Context-Enhanced Vulnerability Detection Based on Large Language Model
Yixin Yang, Bowen Xu, Xiang Gao, Hailong Sun
TL;DR
The paper tackles the challenge of detecting inter-procedural memory-safety vulnerabilities by combining program analysis with large language models. It introduces PacVD, a context-enhanced vulnerability detection framework that uses Code Property Graphs and Primitive API Abstraction to provide LLMs with relevant cross-function context, and systematically studies how abstraction level and prompting strategies affect performance across multiple models. Empirical results show that a mid-to-high level API abstraction (A3) generally yields the best balance between information richness and noise, with prompting strategies like in-context learning and chain-of-thought enhancing detection for higher abstraction levels. Across models, PacVD outperforms baselines, achieving higher F1 scores and better precision-recall balance, and demonstrating practical value for software security workflows.
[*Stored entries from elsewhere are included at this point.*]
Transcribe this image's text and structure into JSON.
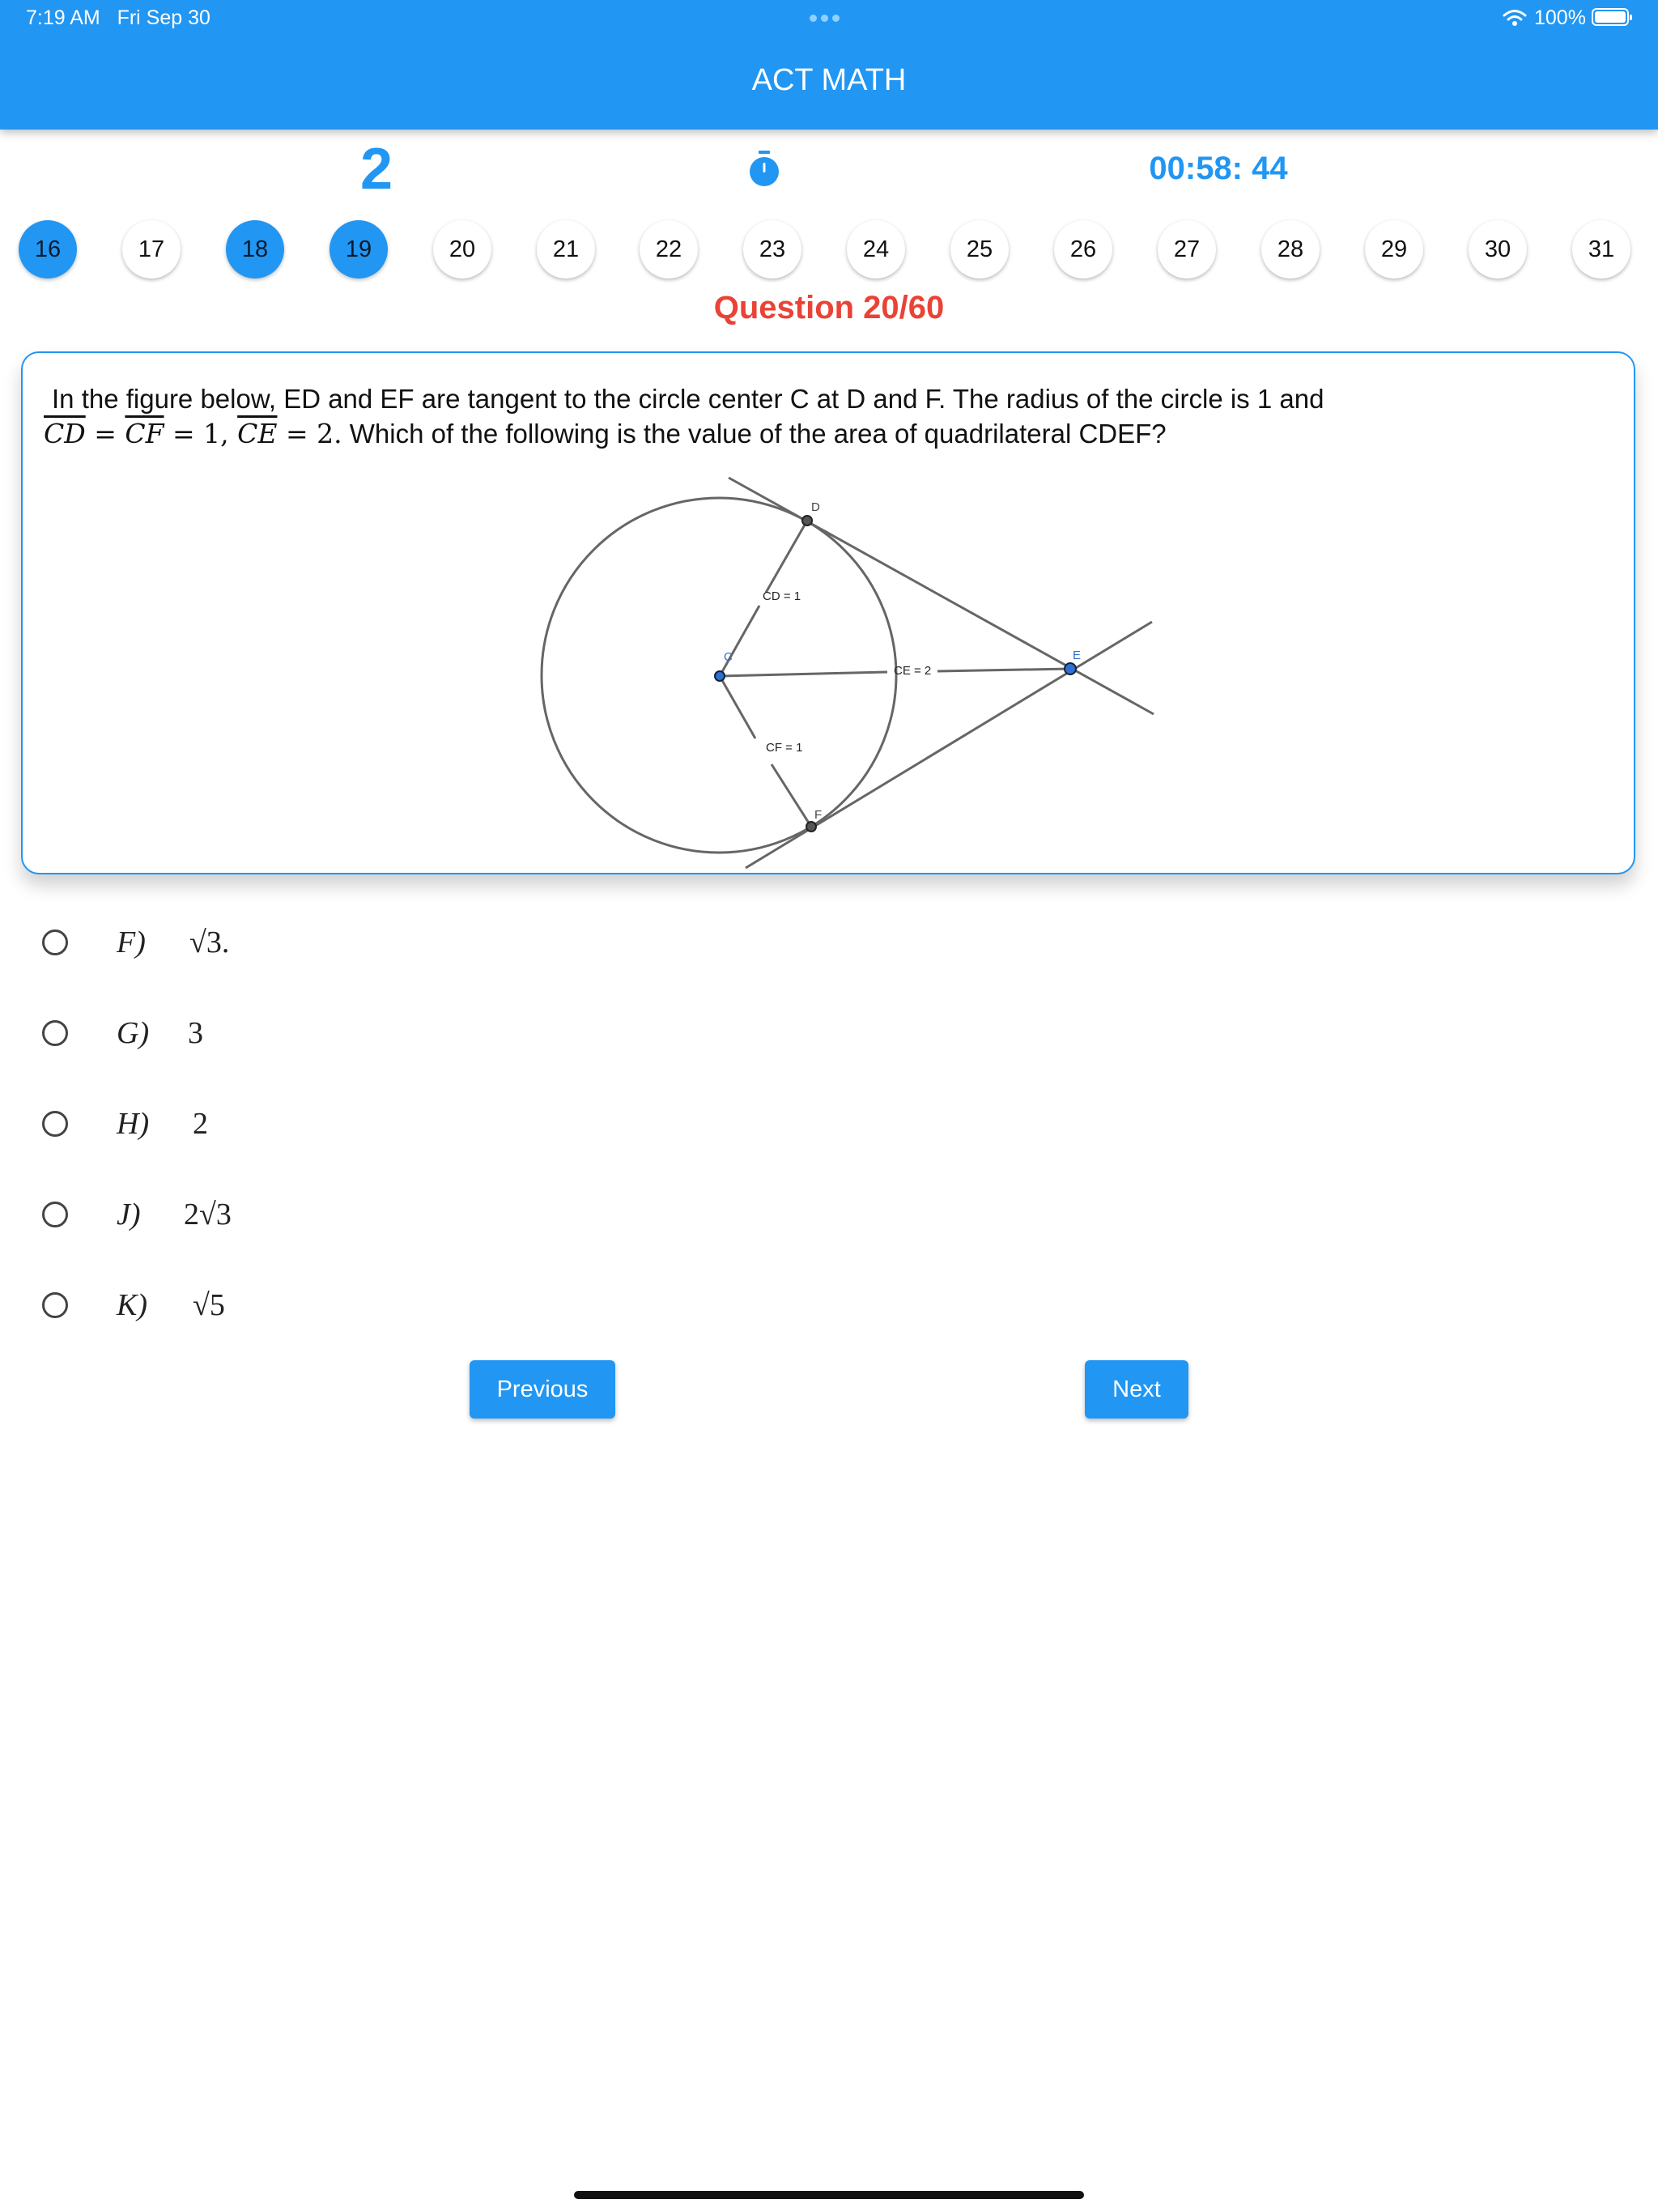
{
  "status_bar": {
    "time": "7:19 AM",
    "date": "Fri Sep 30",
    "battery": "100%"
  },
  "app": {
    "title": "ACT MATH"
  },
  "header": {
    "score": "2",
    "timer": "00:58: 44"
  },
  "question_nav": {
    "numbers": [
      "16",
      "17",
      "18",
      "19",
      "20",
      "21",
      "22",
      "23",
      "24",
      "25",
      "26",
      "27",
      "28",
      "29",
      "30",
      "31"
    ],
    "answered": [
      "16",
      "18",
      "19"
    ]
  },
  "question": {
    "label": "Question 20/60",
    "text_line1": "In the figure below, ED and EF are tangent to the circle center C at D and F.  The radius of the circle is 1 and",
    "math_cd": "CD",
    "math_cf": "CF",
    "math_eq1": " = ",
    "math_eq2": " = 1, ",
    "math_ce": "CE",
    "math_eq3": " = 2.",
    "text_line2_rest": " Which of the following is the value of the area of quadrilateral CDEF?",
    "figure": {
      "labels": {
        "d": "D",
        "c": "C",
        "e": "E",
        "f": "F"
      },
      "cd": "CD = 1",
      "ce": "CE = 2",
      "cf": "CF = 1"
    }
  },
  "options": [
    {
      "letter": "F)",
      "value": "√3."
    },
    {
      "letter": "G)",
      "value": "3"
    },
    {
      "letter": "H)",
      "value": "2"
    },
    {
      "letter": "J)",
      "value": "2√3"
    },
    {
      "letter": "K)",
      "value": "√5"
    }
  ],
  "buttons": {
    "previous": "Previous",
    "next": "Next"
  },
  "colors": {
    "primary": "#2196F3",
    "question_label": "#EA4335"
  }
}
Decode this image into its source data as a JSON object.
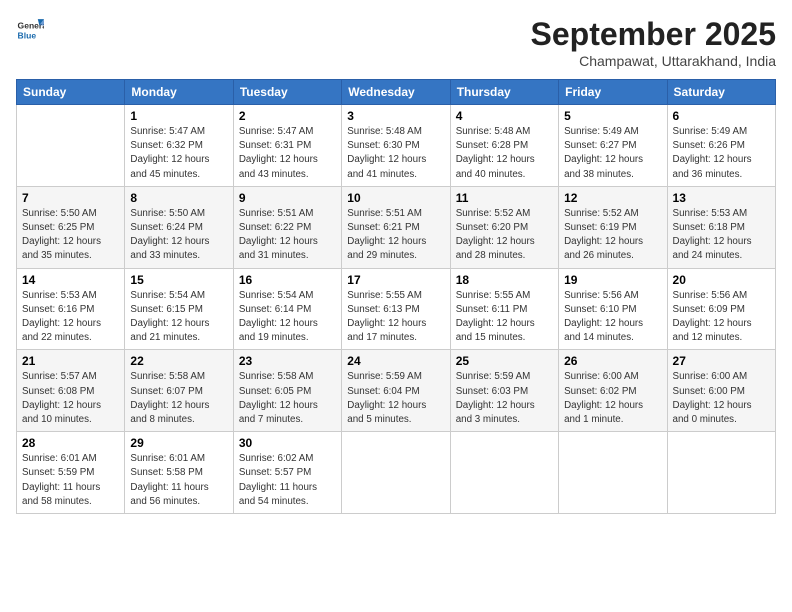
{
  "logo": {
    "text_general": "General",
    "text_blue": "Blue"
  },
  "title": {
    "main": "September 2025",
    "sub": "Champawat, Uttarakhand, India"
  },
  "days_of_week": [
    "Sunday",
    "Monday",
    "Tuesday",
    "Wednesday",
    "Thursday",
    "Friday",
    "Saturday"
  ],
  "weeks": [
    [
      {
        "day": "",
        "info": ""
      },
      {
        "day": "1",
        "info": "Sunrise: 5:47 AM\nSunset: 6:32 PM\nDaylight: 12 hours\nand 45 minutes."
      },
      {
        "day": "2",
        "info": "Sunrise: 5:47 AM\nSunset: 6:31 PM\nDaylight: 12 hours\nand 43 minutes."
      },
      {
        "day": "3",
        "info": "Sunrise: 5:48 AM\nSunset: 6:30 PM\nDaylight: 12 hours\nand 41 minutes."
      },
      {
        "day": "4",
        "info": "Sunrise: 5:48 AM\nSunset: 6:28 PM\nDaylight: 12 hours\nand 40 minutes."
      },
      {
        "day": "5",
        "info": "Sunrise: 5:49 AM\nSunset: 6:27 PM\nDaylight: 12 hours\nand 38 minutes."
      },
      {
        "day": "6",
        "info": "Sunrise: 5:49 AM\nSunset: 6:26 PM\nDaylight: 12 hours\nand 36 minutes."
      }
    ],
    [
      {
        "day": "7",
        "info": "Sunrise: 5:50 AM\nSunset: 6:25 PM\nDaylight: 12 hours\nand 35 minutes."
      },
      {
        "day": "8",
        "info": "Sunrise: 5:50 AM\nSunset: 6:24 PM\nDaylight: 12 hours\nand 33 minutes."
      },
      {
        "day": "9",
        "info": "Sunrise: 5:51 AM\nSunset: 6:22 PM\nDaylight: 12 hours\nand 31 minutes."
      },
      {
        "day": "10",
        "info": "Sunrise: 5:51 AM\nSunset: 6:21 PM\nDaylight: 12 hours\nand 29 minutes."
      },
      {
        "day": "11",
        "info": "Sunrise: 5:52 AM\nSunset: 6:20 PM\nDaylight: 12 hours\nand 28 minutes."
      },
      {
        "day": "12",
        "info": "Sunrise: 5:52 AM\nSunset: 6:19 PM\nDaylight: 12 hours\nand 26 minutes."
      },
      {
        "day": "13",
        "info": "Sunrise: 5:53 AM\nSunset: 6:18 PM\nDaylight: 12 hours\nand 24 minutes."
      }
    ],
    [
      {
        "day": "14",
        "info": "Sunrise: 5:53 AM\nSunset: 6:16 PM\nDaylight: 12 hours\nand 22 minutes."
      },
      {
        "day": "15",
        "info": "Sunrise: 5:54 AM\nSunset: 6:15 PM\nDaylight: 12 hours\nand 21 minutes."
      },
      {
        "day": "16",
        "info": "Sunrise: 5:54 AM\nSunset: 6:14 PM\nDaylight: 12 hours\nand 19 minutes."
      },
      {
        "day": "17",
        "info": "Sunrise: 5:55 AM\nSunset: 6:13 PM\nDaylight: 12 hours\nand 17 minutes."
      },
      {
        "day": "18",
        "info": "Sunrise: 5:55 AM\nSunset: 6:11 PM\nDaylight: 12 hours\nand 15 minutes."
      },
      {
        "day": "19",
        "info": "Sunrise: 5:56 AM\nSunset: 6:10 PM\nDaylight: 12 hours\nand 14 minutes."
      },
      {
        "day": "20",
        "info": "Sunrise: 5:56 AM\nSunset: 6:09 PM\nDaylight: 12 hours\nand 12 minutes."
      }
    ],
    [
      {
        "day": "21",
        "info": "Sunrise: 5:57 AM\nSunset: 6:08 PM\nDaylight: 12 hours\nand 10 minutes."
      },
      {
        "day": "22",
        "info": "Sunrise: 5:58 AM\nSunset: 6:07 PM\nDaylight: 12 hours\nand 8 minutes."
      },
      {
        "day": "23",
        "info": "Sunrise: 5:58 AM\nSunset: 6:05 PM\nDaylight: 12 hours\nand 7 minutes."
      },
      {
        "day": "24",
        "info": "Sunrise: 5:59 AM\nSunset: 6:04 PM\nDaylight: 12 hours\nand 5 minutes."
      },
      {
        "day": "25",
        "info": "Sunrise: 5:59 AM\nSunset: 6:03 PM\nDaylight: 12 hours\nand 3 minutes."
      },
      {
        "day": "26",
        "info": "Sunrise: 6:00 AM\nSunset: 6:02 PM\nDaylight: 12 hours\nand 1 minute."
      },
      {
        "day": "27",
        "info": "Sunrise: 6:00 AM\nSunset: 6:00 PM\nDaylight: 12 hours\nand 0 minutes."
      }
    ],
    [
      {
        "day": "28",
        "info": "Sunrise: 6:01 AM\nSunset: 5:59 PM\nDaylight: 11 hours\nand 58 minutes."
      },
      {
        "day": "29",
        "info": "Sunrise: 6:01 AM\nSunset: 5:58 PM\nDaylight: 11 hours\nand 56 minutes."
      },
      {
        "day": "30",
        "info": "Sunrise: 6:02 AM\nSunset: 5:57 PM\nDaylight: 11 hours\nand 54 minutes."
      },
      {
        "day": "",
        "info": ""
      },
      {
        "day": "",
        "info": ""
      },
      {
        "day": "",
        "info": ""
      },
      {
        "day": "",
        "info": ""
      }
    ]
  ]
}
The work also outlines practical guidelines for API abstraction selection, model-strategy pairing, and prompt design, and highlights directions for future research in multi-modal inputs, language diversity, and deployment considerations.
Abstract
Vulnerability detection is a critical aspect of software security. Accurate detection is essential to prevent potential security breaches and protect software systems from malicious attacks. Recently, vulnerability detection methods leveraging deep learning and large language models (LLMs) have garnered increasing attention. However, existing approaches often focus on analyzing individual files or functions, which limits their ability to gather sufficient contextual information. Analyzing entire repositories to gather context introduces significant noise and computational overhead. To address these challenges, we propose a context-enhanced vulnerability detection approach that combines program analysis with LLMs. Specifically, we use program analysis to extract contextual information at various levels of abstraction, thereby filtering out irrelevant noise. The abstracted context along with source code are provided to LLM for vulnerability detection. We investigate how different levels of contextual granularity improve LLM-based vulnerability detection performance. Our goal is to strike a balance between providing sufficient detail to accurately capture vulnerabilities and minimizing unnecessary complexity that could hinder model performance. Based on an extensive study using GPT-4, DeepSeek, and CodeLLaMA with various prompting strategies, our key findings includes: (1) incorporating abstracted context significantly enhances vulnerability detection effectiveness; (2) different models benefit from distinct levels of abstraction depending on their code understanding capabilities; and (3) capturing program behavior through program analysis for general LLM-based code analysis tasks can be a direction that requires further attention.